Wednesday, January 2, 2013

When We Were English, Part XIL

by Glenn N. Holliman

Return to England, Part 3, The John Holyman Will of 1533

In my last post, we examined the will of the person I believe to be my generation's 12th great grandfather, John Holyman of Cuddington, Buckinghamshire, England.  With this article, we begin a review of his elder son, my very probable 11th great grandfather, John Holyman's will.  Here is a portion of the 1533 will, with other sections to follow in my next articles.

Each line of the will is numbered and the explanations refer to the numbered lines.  Genealogist Anne Holmes of Buckinghamshire is due the credit for her transcription and interpretations of a will almost 500 years old! (Although any errors are mine alone.)

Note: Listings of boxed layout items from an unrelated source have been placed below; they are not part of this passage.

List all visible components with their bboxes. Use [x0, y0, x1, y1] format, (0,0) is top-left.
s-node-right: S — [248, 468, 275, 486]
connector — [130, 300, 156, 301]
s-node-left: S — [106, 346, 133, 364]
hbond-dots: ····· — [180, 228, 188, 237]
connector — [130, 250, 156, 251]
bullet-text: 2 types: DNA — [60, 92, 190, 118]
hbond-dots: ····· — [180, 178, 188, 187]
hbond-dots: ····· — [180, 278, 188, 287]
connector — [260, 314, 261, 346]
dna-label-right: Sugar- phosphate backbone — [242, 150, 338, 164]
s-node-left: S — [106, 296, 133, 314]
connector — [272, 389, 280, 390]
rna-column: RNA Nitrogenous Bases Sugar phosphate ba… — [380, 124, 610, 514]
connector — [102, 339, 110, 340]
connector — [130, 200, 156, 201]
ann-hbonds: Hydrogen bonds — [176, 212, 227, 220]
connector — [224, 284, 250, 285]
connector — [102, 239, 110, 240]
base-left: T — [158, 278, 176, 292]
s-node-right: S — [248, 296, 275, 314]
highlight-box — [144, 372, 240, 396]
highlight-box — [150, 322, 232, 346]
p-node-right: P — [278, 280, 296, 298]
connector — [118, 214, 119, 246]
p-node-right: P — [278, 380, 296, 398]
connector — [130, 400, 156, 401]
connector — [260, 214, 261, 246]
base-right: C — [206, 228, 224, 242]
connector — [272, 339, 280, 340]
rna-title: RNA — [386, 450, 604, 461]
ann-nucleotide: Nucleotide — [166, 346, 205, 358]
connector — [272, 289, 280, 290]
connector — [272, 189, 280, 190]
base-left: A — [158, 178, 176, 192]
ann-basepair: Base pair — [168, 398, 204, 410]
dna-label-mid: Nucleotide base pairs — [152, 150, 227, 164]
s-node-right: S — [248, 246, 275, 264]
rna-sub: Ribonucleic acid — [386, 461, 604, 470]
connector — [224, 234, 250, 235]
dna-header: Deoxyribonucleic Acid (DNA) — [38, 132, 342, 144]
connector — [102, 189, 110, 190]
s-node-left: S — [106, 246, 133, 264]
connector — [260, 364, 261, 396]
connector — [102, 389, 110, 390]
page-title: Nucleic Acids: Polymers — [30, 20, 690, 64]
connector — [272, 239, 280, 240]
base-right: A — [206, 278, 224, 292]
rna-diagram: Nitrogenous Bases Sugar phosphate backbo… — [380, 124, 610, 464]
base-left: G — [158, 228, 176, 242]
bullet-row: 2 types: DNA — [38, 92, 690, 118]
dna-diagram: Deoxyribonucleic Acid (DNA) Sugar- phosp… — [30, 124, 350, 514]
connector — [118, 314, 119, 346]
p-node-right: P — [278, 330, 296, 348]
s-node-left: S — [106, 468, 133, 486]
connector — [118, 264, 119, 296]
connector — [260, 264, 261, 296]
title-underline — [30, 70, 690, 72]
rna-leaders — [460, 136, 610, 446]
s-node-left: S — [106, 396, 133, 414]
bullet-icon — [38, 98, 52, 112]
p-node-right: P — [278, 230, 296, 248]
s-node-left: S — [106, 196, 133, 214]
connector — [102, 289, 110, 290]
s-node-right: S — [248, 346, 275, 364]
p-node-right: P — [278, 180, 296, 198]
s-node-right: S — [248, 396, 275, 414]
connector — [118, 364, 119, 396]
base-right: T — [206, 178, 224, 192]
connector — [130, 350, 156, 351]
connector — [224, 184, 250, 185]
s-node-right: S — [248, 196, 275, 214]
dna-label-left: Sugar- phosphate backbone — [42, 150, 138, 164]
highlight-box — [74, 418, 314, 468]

This will is markedly different from John's father's which we examined in my last post.  The Reformation is sweeping Europe and is engulfing England.  King Henry VIII has fallen in love with Anne Bolyen and in early 1533 married her, she several months pregnant with a child who would become Queen Elizabeth I.

The Pope had refused Henry a divorce from his still living first wife, Catherine of Spain and mother of Mary Tudor.  When a conservative Archbishop of Canterbury died, Henry appointed Thomas Cramner, a supporter of the growing Protestant tide.  Cramner hastily granted Henry his divorce and conducted the rites of marriage for Henry and Anne.

Into this gathering maelstrom which divided the clergy and laity of England, strode a monk, Brother John Holyman of Cuddington, baptised in 1495 at the same font from which his probable uncle and cousin, the John Holymans, d 1521 and d 1533, had been sprinkled with holy water.  As I have written earlier Brother John Holyman boldly stood at St. Paul's Cross in London and on several occasions decried the divorce, the remarriage and the growing radicalism of many English concerning their faith.

With this background of the early 1530s, we can better understand the will of John Holyman of 1533.  The first 20% is a homage to the Roman Catholic Church.  The will of John's son Thomas Holyman in 1558 will read very much differently, much more Protestant.  Again my thanks to genealogist Anne Holmes for this transcription taken from the original will in the Aylesbury, Buckinghamshire archives.


Line 1 - John identifies himself as a husbandman, a term to describe a free tenant farmer or small landowner.  A yeoman farmer, higher up in social status, would have had more acreage than a husbandman.  As the Oxford Companion to Local and Family History (1996) states the words yeoman and husbandman were gradually replaced in the 18th and 19th centuries in England by 'farmer'.  Interesting that this John describes himself as a husbandman, as the Holymans rose economically and socially in the 1500s.

Line 6 -  He directs, as did his father, to be buried in the St. Nicolas church yard, Cuddington.

Line 8 - He leaves a bequest to the Diocese of Lincoln cathedral.

Lines 9 -18 - John Holyman leaves bequests, bushels of malt barley, for the holy lights on the High Altar and for the altars of St. Mary, St. Margaret, St. Nicolas, St. Christopher, our Lady of Bethlehem, St. Antony, St. Laurence, our Lady of Peter's light and St. Erasmus or Elmo.  This tells us the parish is still Roman Catholic with numerous altars and chapels for various saints.  In 1534, Henry VIII will have himself proclaimed the head of the English Church replacing the Roman Catholic pope. English churches will soon change.

It is not unusual to find in English parishes even today the posting of legacies to the local church.  This one in Cuddington, Buckinghamsire recognizes one Nicholas Almond for his bequests in his will.  However, no sign hangs for John Holyman whose bequests were made when the parish was Roman Catholic and not Anglican. Photograph November 2012.


Line 19 - Bells remain to this date in St. Nicolas in Cuddington.

Line 20 - He leaves funds for the purchase of a pair of vestments or cope, another indication of John's support of the Roman faith, then under growing criticism in an England in political turmoil due to Henry VIII's 'Great Matter' - the divorce of Queen Catherine and remarriage to Anne Bolyen. 

His cousin, nephew or in-law, Brother John Holyman, later Roman Catholic Bishop of Bristol, would have approved mightily of this will!